Most beginner publishers attempt to join Google Adsense when they start out. The assumption can be that this is just a formality; create any site, drop Adsense ads on it, sit back, and wait for the money to roll in. The truth is that Google analyzes your website when you first apply for Adsense, and while they don’t release acceptance figures, it’s a safe bet that more are rejected than approved.
Publishers need to think about the user’s perspective when it comes to content. If your website has poor quality articles, little to no independent or unique content and contains a lot of grammatical errors, the user will navigate away from the page within seconds. Not to mention the fact that they probably won’t perform well from an SEO perspective or generate any traffic.
The average time on a page and session length will be very low while the bounce rate will be very high. If there’s nothing to capture the user’s attention on the page, or they can’t understand what you’re trying to say, they will leave. This is awful for user engagement, and it’s precisely what advertisers don’t want. If they advertise at all on a website like that, they’ll pay rock bottom rates.
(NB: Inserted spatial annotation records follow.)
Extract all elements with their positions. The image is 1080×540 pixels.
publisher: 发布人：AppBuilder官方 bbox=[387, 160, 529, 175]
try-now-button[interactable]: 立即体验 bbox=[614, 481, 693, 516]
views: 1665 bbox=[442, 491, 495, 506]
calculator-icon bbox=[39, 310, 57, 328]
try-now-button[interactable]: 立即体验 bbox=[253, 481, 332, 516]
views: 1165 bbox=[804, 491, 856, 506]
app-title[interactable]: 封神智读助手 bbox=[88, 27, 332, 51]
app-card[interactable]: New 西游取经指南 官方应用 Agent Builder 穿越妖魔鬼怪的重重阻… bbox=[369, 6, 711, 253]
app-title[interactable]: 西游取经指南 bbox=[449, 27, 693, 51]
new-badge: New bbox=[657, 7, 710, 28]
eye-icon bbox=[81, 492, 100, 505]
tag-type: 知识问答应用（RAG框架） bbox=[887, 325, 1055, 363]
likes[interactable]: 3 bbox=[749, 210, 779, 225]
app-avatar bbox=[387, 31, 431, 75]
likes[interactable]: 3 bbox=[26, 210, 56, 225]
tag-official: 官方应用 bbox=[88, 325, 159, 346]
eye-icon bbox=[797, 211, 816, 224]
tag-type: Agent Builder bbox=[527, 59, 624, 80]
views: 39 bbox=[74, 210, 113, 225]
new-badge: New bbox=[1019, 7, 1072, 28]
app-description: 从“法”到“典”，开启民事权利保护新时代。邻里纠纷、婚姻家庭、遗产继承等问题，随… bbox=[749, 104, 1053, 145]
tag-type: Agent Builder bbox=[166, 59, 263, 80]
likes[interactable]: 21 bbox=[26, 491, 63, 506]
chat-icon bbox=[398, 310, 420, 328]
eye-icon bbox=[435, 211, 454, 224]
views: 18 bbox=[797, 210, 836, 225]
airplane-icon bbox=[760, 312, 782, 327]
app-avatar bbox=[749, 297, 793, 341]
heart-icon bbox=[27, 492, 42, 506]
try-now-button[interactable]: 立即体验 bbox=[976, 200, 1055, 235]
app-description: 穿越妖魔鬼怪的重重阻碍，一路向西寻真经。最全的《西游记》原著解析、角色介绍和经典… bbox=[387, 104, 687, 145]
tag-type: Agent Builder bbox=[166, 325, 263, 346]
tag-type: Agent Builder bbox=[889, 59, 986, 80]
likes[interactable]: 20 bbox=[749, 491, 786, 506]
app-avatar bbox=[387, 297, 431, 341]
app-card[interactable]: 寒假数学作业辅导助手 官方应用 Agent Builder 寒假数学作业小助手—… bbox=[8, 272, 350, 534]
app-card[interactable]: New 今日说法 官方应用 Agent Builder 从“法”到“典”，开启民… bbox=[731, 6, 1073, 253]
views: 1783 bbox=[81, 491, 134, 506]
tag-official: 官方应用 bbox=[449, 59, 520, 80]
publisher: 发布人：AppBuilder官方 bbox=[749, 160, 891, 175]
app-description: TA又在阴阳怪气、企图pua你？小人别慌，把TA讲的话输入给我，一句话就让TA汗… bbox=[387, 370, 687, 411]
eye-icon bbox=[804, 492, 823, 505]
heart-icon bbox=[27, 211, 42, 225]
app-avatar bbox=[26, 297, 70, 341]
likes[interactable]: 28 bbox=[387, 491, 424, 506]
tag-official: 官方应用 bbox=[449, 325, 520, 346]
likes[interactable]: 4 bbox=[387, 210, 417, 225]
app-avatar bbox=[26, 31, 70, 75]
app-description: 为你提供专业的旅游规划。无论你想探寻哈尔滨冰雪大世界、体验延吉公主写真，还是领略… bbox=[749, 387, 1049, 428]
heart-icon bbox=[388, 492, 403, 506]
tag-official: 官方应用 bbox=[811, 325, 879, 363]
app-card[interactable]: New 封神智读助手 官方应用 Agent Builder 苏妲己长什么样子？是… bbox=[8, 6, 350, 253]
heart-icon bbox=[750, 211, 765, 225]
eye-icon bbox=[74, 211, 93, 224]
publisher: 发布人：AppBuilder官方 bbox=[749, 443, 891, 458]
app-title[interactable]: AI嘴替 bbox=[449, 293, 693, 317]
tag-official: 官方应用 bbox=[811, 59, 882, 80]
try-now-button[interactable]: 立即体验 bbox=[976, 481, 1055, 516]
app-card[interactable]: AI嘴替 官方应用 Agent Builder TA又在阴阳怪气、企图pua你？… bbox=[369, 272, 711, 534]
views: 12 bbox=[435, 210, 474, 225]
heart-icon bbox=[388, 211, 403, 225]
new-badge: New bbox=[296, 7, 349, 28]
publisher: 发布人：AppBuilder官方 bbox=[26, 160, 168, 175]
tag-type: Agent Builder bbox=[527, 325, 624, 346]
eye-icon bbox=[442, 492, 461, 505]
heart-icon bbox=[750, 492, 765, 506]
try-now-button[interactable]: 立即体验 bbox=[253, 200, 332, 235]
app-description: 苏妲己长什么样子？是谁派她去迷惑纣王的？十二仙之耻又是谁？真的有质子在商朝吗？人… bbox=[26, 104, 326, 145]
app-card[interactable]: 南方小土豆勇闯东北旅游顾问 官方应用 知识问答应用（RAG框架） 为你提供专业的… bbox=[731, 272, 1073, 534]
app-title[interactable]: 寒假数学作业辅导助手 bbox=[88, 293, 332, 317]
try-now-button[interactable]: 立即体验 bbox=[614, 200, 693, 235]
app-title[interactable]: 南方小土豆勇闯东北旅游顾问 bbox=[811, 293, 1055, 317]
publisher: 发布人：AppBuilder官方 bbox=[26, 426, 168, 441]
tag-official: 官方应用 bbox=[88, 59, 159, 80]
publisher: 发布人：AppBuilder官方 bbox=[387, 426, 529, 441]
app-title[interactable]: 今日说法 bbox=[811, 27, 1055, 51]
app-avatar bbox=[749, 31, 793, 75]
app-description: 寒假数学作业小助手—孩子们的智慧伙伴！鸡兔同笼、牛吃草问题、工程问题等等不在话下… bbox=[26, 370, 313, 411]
Think about the articles on your site. Are they a good read? Are they full of information and well-researched points? Are they entertaining, funny, engaging? Not everyone is a natural writer, but anyone can be interesting when talking about a subject that they’re passionate about. Ask friends to read the articles and suggest changes, or even encourage other people to write for your site.

Ad layout

In general, the best layouts allow content and ads to exist in harmony. A wonderful site design doesn’t look so good if it’s littered with ads covering half the viewing area. Similarly, a busy website with a couple of ads buried at the bottom of the page is not going to perform well in terms of ad revenue.
There is no magic formula for how many ads to show on a page, or what types of non-standard display ads to use. Advertisers want to be visible, meaning ads near the top of the page or ads that remain on the page (sliding ads, or sticky/anchor ads) work best. You can also place ads within blocks of text but try not to overdo it.  We’ve all seen webpages where we have more ads than actual content, to the extent that sometimes you can miss a paragraph of text entirely. This will turn off users, and revenue will fall in the long term.